When I was browsing in the book shop yesterday, I looked at all of the parenting books, especially those for babies. I was amazed at how many there are which seem to be focussed on enforcing routines on babies. There are a few great parenting books, and my favourite is definitely Robin Barker’s ‘Baby Love’. Robin Barker has lovely, sensible approach and manner to parenting.
Virtually all the other books in the bookshop essentially promoted various were ways to let your baby ‘cry it out’. They tell you what babies ‘should’ be doing and what they are ‘capable’ of doing. One in particular, which I won’t name, has rigid routines to follow from birth, and reading it horrifies me.
It seems that there is an emphasis on getting babies to fit into our lifestyles, rather than mother and baby working out a way of managing together.
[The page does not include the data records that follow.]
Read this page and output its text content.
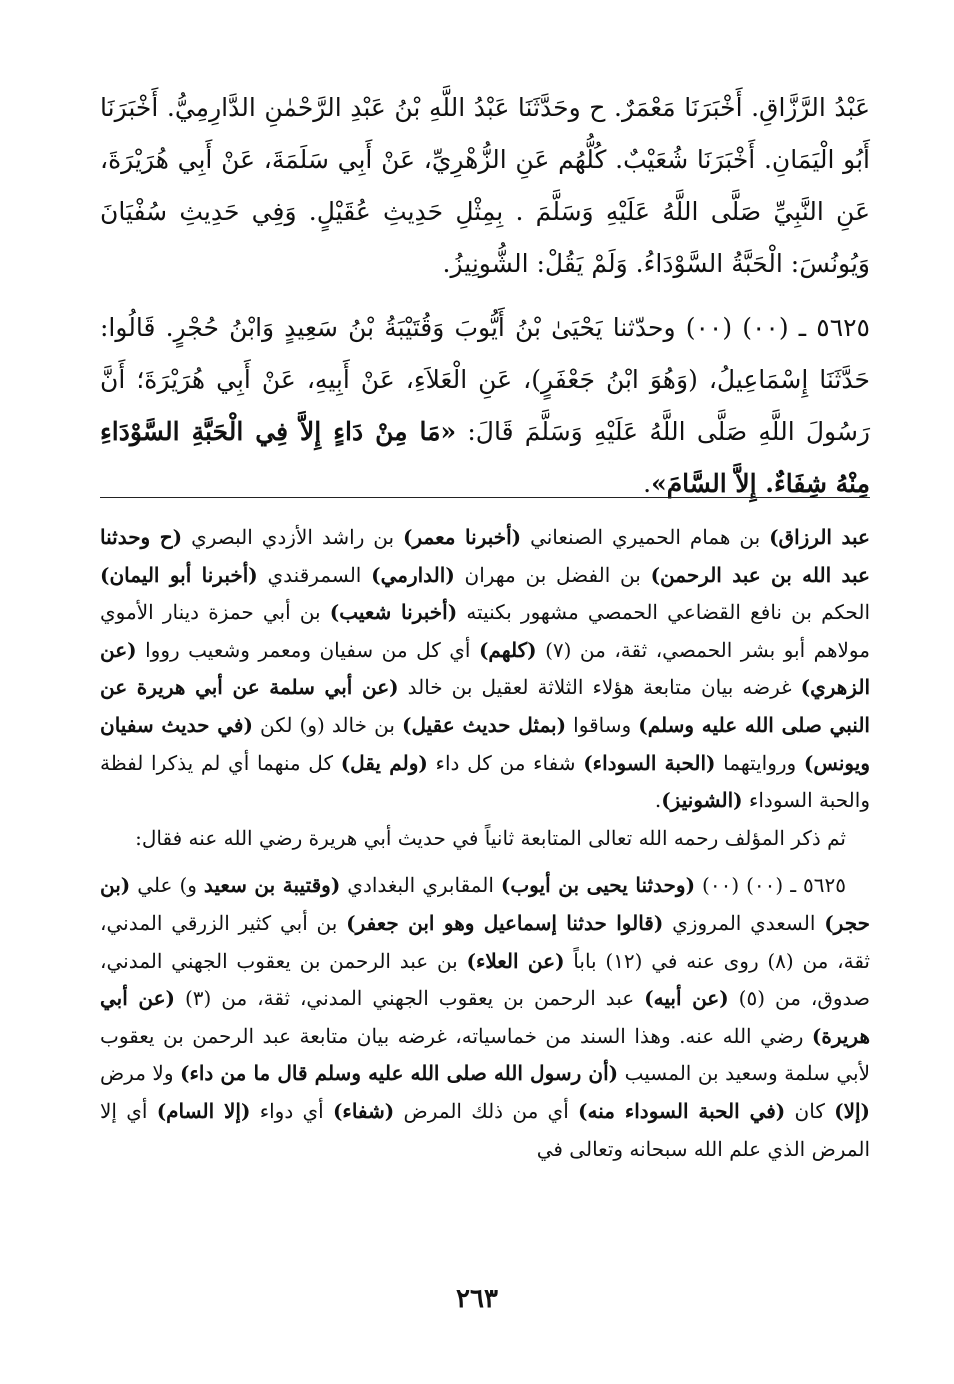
عَبْدُ الرَّزَّاقِ. أَخْبَرَنَا مَعْمَرٌ. ح وحَدَّثَنَا عَبْدُ اللَّهِ بْنُ عَبْدِ الرَّحْمٰنِ الدَّارِمِيُّ. أَخْبَرَنَا أَبُو الْيَمَانِ. أَخْبَرَنَا شُعَيْبٌ. كُلُّهُم عَنِ الزُّهْرِيِّ، عَنْ أَبِي سَلَمَةَ، عَنْ أَبِي هُرَيْرَةَ، عَنِ النَّبِيِّ صَلَّى اللَّهُ عَلَيْهِ وَسَلَّمَ . بِمِثْلِ حَدِيثِ عُقَيْلٍ. وَفِي حَدِيثِ سُفْيَانَ وَيُونُسَ: الْحَبَّةُ السَّوْدَاءُ. وَلَمْ يَقُلْ: الشُّونِيزُ.

٥٦٢٥ ـ (٠٠) (٠٠) وحدّثنا يَحْيَىٰ بْنُ أَيُّوبَ وَقُتَيْبَةُ بْنُ سَعِيدٍ وَابْنُ حُجْرٍ. قَالُوا: حَدَّثَنَا إِسْمَاعِيلُ، (وَهُوَ ابْنُ جَعْفَرٍ)، عَنِ الْعَلاَءِ، عَنْ أَبِيهِ، عَنْ أَبِي هُرَيْرَةَ؛ أَنَّ رَسُولَ اللَّهِ صَلَّى اللَّهُ عَلَيْهِ وَسَلَّمَ قَالَ: «مَا مِنْ دَاءٍ إِلاَّ فِي الْحَبَّةِ السَّوْدَاءِ مِنْهُ شِفَاءٌ. إِلاَّ السَّامَ».

عبد الرزاق) بن همام الحميري الصنعاني (أخبرنا معمر) بن راشد الأزدي البصري (ح وحدثنا عبد الله بن عبد الرحمن) بن الفضل بن مهران (الدارمي) السمرقندي (أخبرنا أبو اليمان) الحكم بن نافع القضاعي الحمصي مشهور بكنيته (أخبرنا شعيب) بن أبي حمزة دينار الأموي مولاهم أبو بشر الحمصي، ثقة، من (٧) (كلهم) أي كل من سفيان ومعمر وشعيب رووا (عن الزهري) غرضه بيان متابعة هؤلاء الثلاثة لعقيل بن خالد (عن أبي سلمة عن أبي هريرة عن النبي صلى الله عليه وسلم) وساقوا (بمثل حديث عقيل) بن خالد (و) لكن (في حديث سفيان ويونس) وروايتهما (الحبة السوداء) شفاء من كل داء (ولم يقل) كل منهما أي لم يذكرا لفظة والحبة السوداء (الشونيز).

ثم ذكر المؤلف رحمه الله تعالى المتابعة ثانياً في حديث أبي هريرة رضي الله عنه فقال:

٥٦٢٥ ـ (٠٠) (٠٠) (وحدثنا يحيى بن أيوب) المقابري البغدادي (وقتيبة بن سعيد و) علي (بن حجر) السعدي المروزي (قالوا حدثنا إسماعيل وهو ابن جعفر) بن أبي كثير الزرقي المدني، ثقة، من (٨) روى عنه في (١٢) باباً (عن العلاء) بن عبد الرحمن بن يعقوب الجهني المدني، صدوق، من (٥) (عن أبيه) عبد الرحمن بن يعقوب الجهني المدني، ثقة، من (٣) (عن أبي هريرة) رضي الله عنه. وهذا السند من خماسياته، غرضه بيان متابعة عبد الرحمن بن يعقوب لأبي سلمة وسعيد بن المسيب (أن رسول الله صلى الله عليه وسلم قال ما من داء) ولا مرض (إلا) كان (في الحبة السوداء منه) أي من ذلك المرض (شفاء) أي دواء (إلا السام) أي إلا المرض الذي علم الله سبحانه وتعالى في

٢٦٣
The books which emphasise routines are purely ‘parent-led’ routines: getting the baby to fit in to our lives as soon as possible. They tell you when they should nap, and eat, and how much milk you should express and from which breast so that the baby can have a bottle at night. They tell you that you shouldn’t give your baby much affection at night when they wake, and they will learn to sleep through. All of these things go against both my instincts, and my professional philosophy.
It’s probably true that these babies will sleep all night, but what are we teaching them by doing this? We teach them that there is no point in crying, as you won’t get what you need. Sadly, our society values children who seem to be self sufficient, and who don’t cry or complain. The opposite should be true: children should feel secure enough to cry if they need help, and know that someone will come and help them.
Babies will get into their own routines: our job is to support them in that. We need to recognise when they are tired and put them somewhere quiet to sleep, and we need to recognise when they are hungry and feed them. We shouldn’t be telling them when they should eat, sleep or play. I believe that babies will lead us into the routine that they need and want.
When we make the decision to have children, we are making a decision to change our lives forever. We can’t expect to still have dinner and watch TV in peace, and sleep all night, and have lots of rest. Deciding to have a baby means that you are inviting them to be part of your family: everyone has to fit around each other, and we should not try to mould a little person into what we think they should be.